Ketua SWI Tongam L Tobing saat memberikan pemaparan kepada media di NTB pada Kamis (16/09) terkait dengan investasi dan pinjol ilegal mengatakan, masyarakat harus mewaspadai penawaran investasi yang tidak jelas tersebut. Biasanya mereka menjanjikan keuntungan yang sangat besar jika masyarakat menginvestasikan uangnya. Namun itu hanya modus. Sebab ketika uang sudah diinvestasikan dengan jumlah tertentu, pengelola investasi ilegal akan mengeluarkan investor itu dari grup telegram sehingga jejaknya menjadi hilang.
“Kita sering dimasukkan ke dalam grup investasi di telegram. Pengaduannya banyak. Setelah orang mentransfer uang untuk investasi, tiba-tiba dikeluarkan dari grup telegram itu, kita diblokir tidak bisa masuk grup lagi. Habislah kita. Banyak sekali kasus seperti itu. Ini kejahatan yang luar biasa. Semua penawaran melalui telegram itu ilegal” tegas Tongam L Tobing.

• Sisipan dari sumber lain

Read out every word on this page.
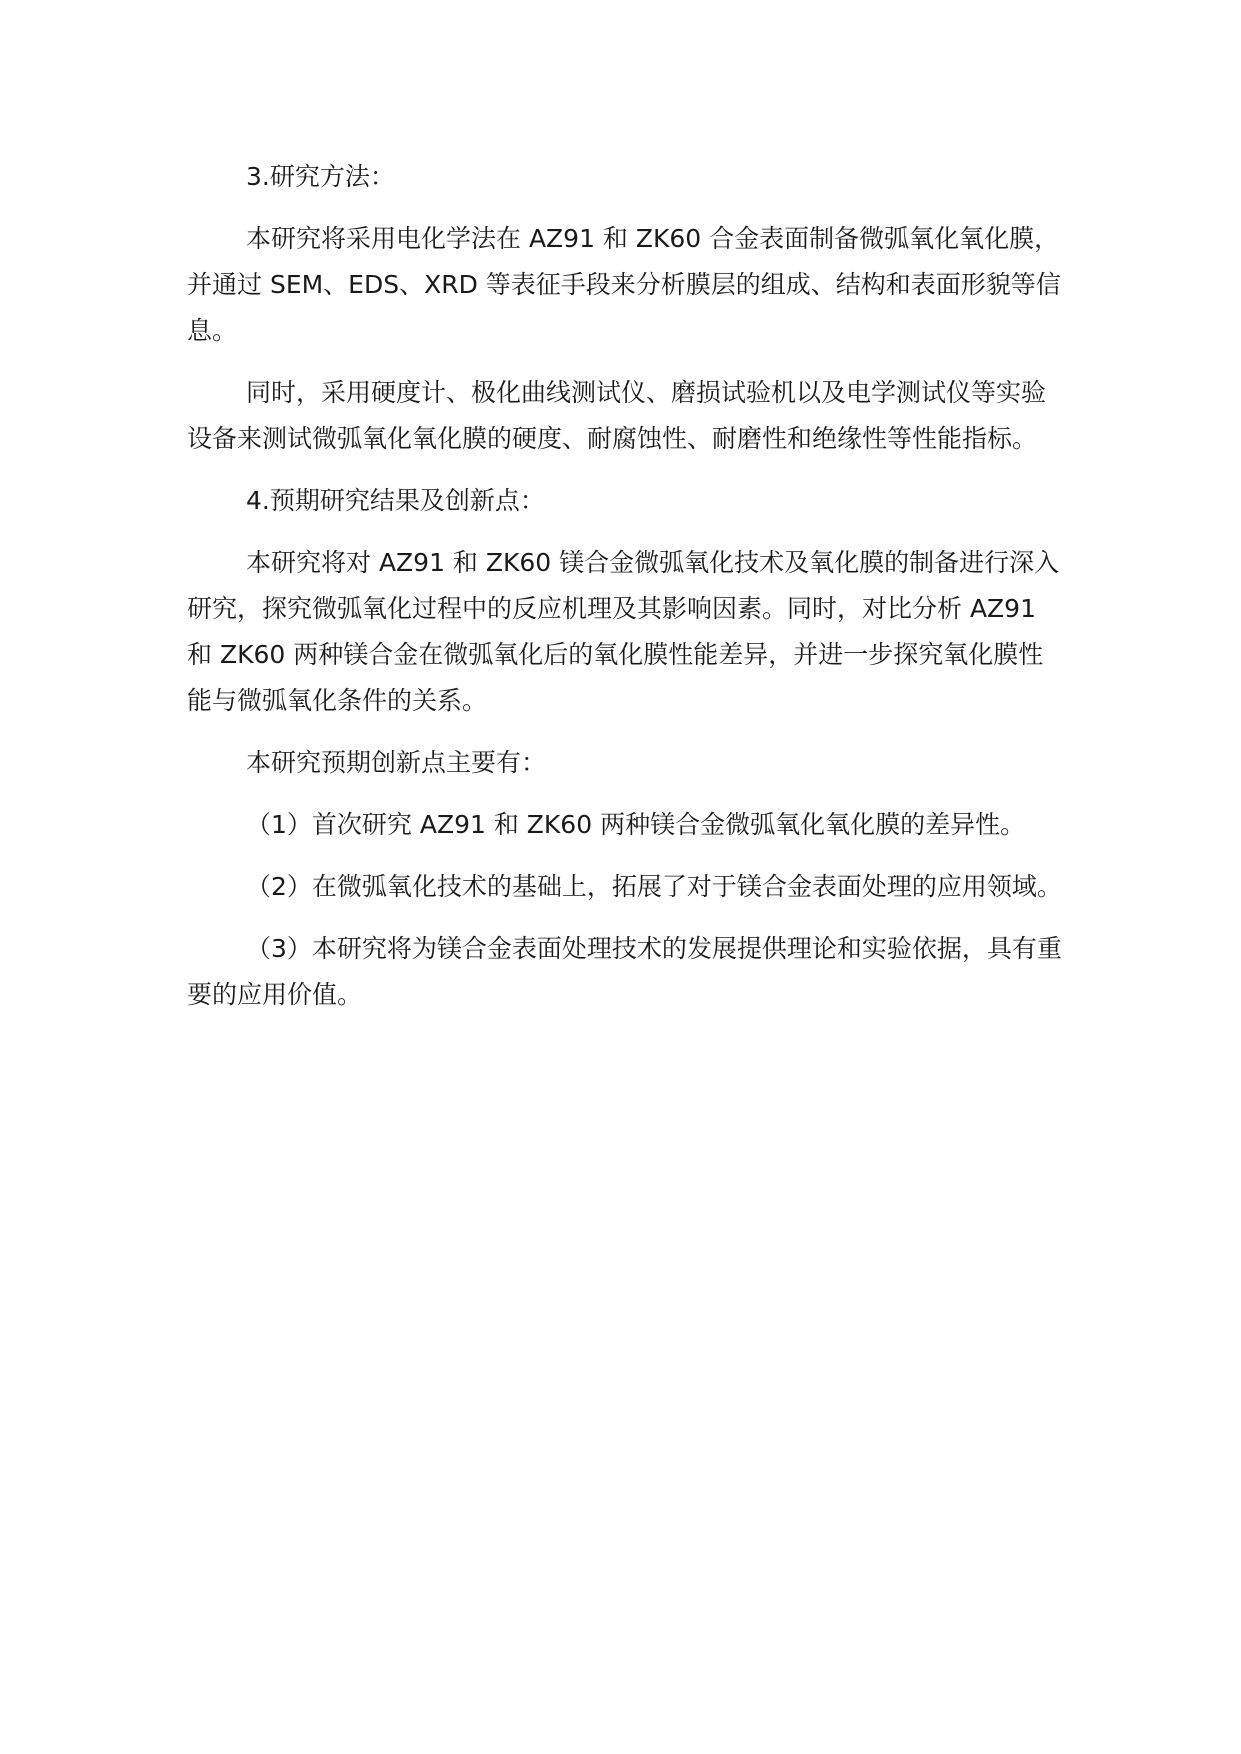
3.研究方法：

本研究将采用电化学法在 AZ91 和 ZK60 合金表面制备微弧氧化氧化膜，并通过 SEM、EDS、XRD 等表征手段来分析膜层的组成、结构和表面形貌等信息。

同时，采用硬度计、极化曲线测试仪、磨损试验机以及电学测试仪等实验设备来测试微弧氧化氧化膜的硬度、耐腐蚀性、耐磨性和绝缘性等性能指标。

4.预期研究结果及创新点：

本研究将对 AZ91 和 ZK60 镁合金微弧氧化技术及氧化膜的制备进行深入研究，探究微弧氧化过程中的反应机理及其影响因素。同时，对比分析 AZ91 和 ZK60 两种镁合金在微弧氧化后的氧化膜性能差异，并进一步探究氧化膜性能与微弧氧化条件的关系。

本研究预期创新点主要有：

（1）首次研究 AZ91 和 ZK60 两种镁合金微弧氧化氧化膜的差异性。

（2）在微弧氧化技术的基础上，拓展了对于镁合金表面处理的应用领域。

（3）本研究将为镁合金表面处理技术的发展提供理论和实验依据，具有重要的应用价值。
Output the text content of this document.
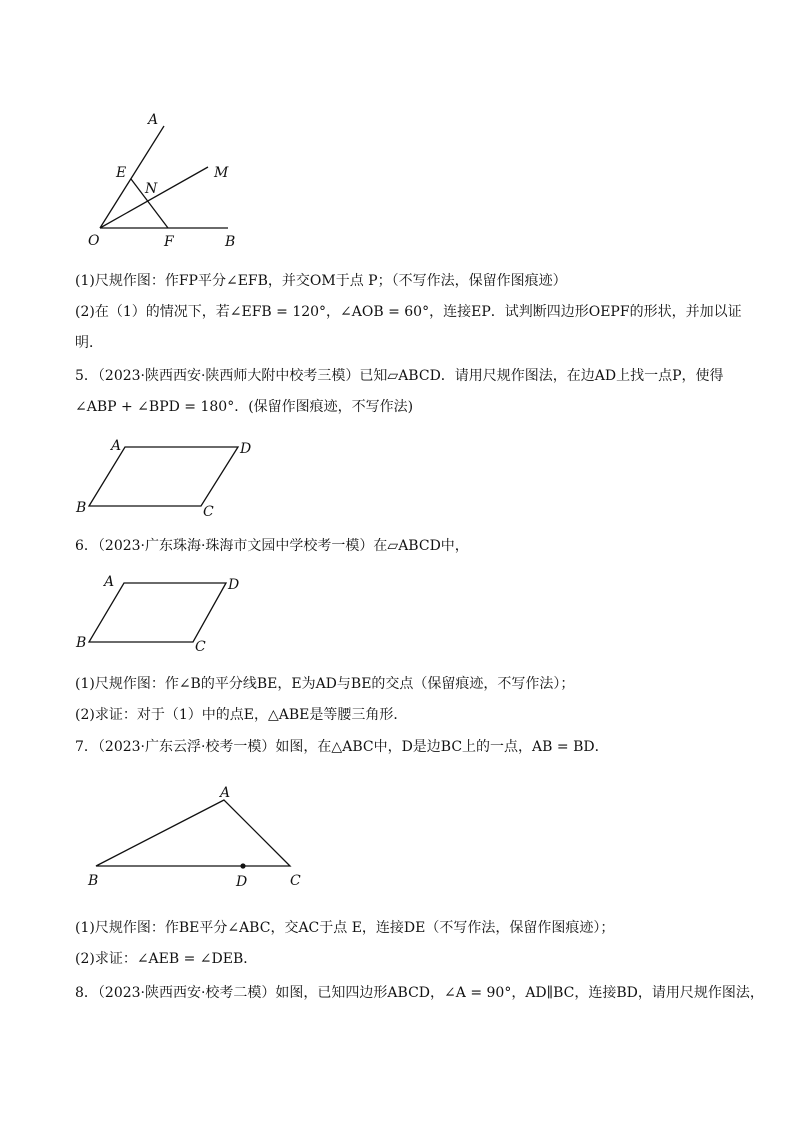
A
E
N
M
O	F	B
(1)尺规作图：作FP平分∠EFB，并交OM于点 P；（不写作法，保留作图痕迹）
(2)在（1）的情况下，若∠EFB = 120°，∠AOB = 60°，连接EP．试判断四边形OEPF的形状，并加以证
明．
5．（2023·陕西西安·陕西师大附中校考三模）已知▱ABCD．请用尺规作图法，在边AD上找一点P，使得
∠ABP + ∠BPD = 180°．(保留作图痕迹，不写作法)
A	D
B	C
6．（2023·广东珠海·珠海市文园中学校考一模）在▱ABCD中，
A	D
B	C
(1)尺规作图：作∠B的平分线BE，E为AD与BE的交点（保留痕迹，不写作法）；
(2)求证：对于（1）中的点E，△ABE是等腰三角形．
7．（2023·广东云浮·校考一模）如图，在△ABC中，D是边BC上的一点，AB = BD．
A
B	D	C
(1)尺规作图：作BE平分∠ABC，交AC于点 E，连接DE（不写作法，保留作图痕迹）；
(2)求证：∠AEB = ∠DEB．
8．（2023·陕西西安·校考二模）如图，已知四边形ABCD，∠A = 90°，AD∥BC，连接BD，请用尺规作图法，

Tongam mengenaskan, penawaran tersebut bukan sebuah investasi melainkan kejahatan yang dilakukan di ranah teknologi informasi. Karena itulah pihaknya terus melakukan literasi keuangan serta literasi digital kepada masyarakat agar tidak gampang tergiur dengan penawaran investasi ilegal tersebut. Disamping itu SWI juga sedang melakukan sejumlah penindakan untuk memberantas hal itu.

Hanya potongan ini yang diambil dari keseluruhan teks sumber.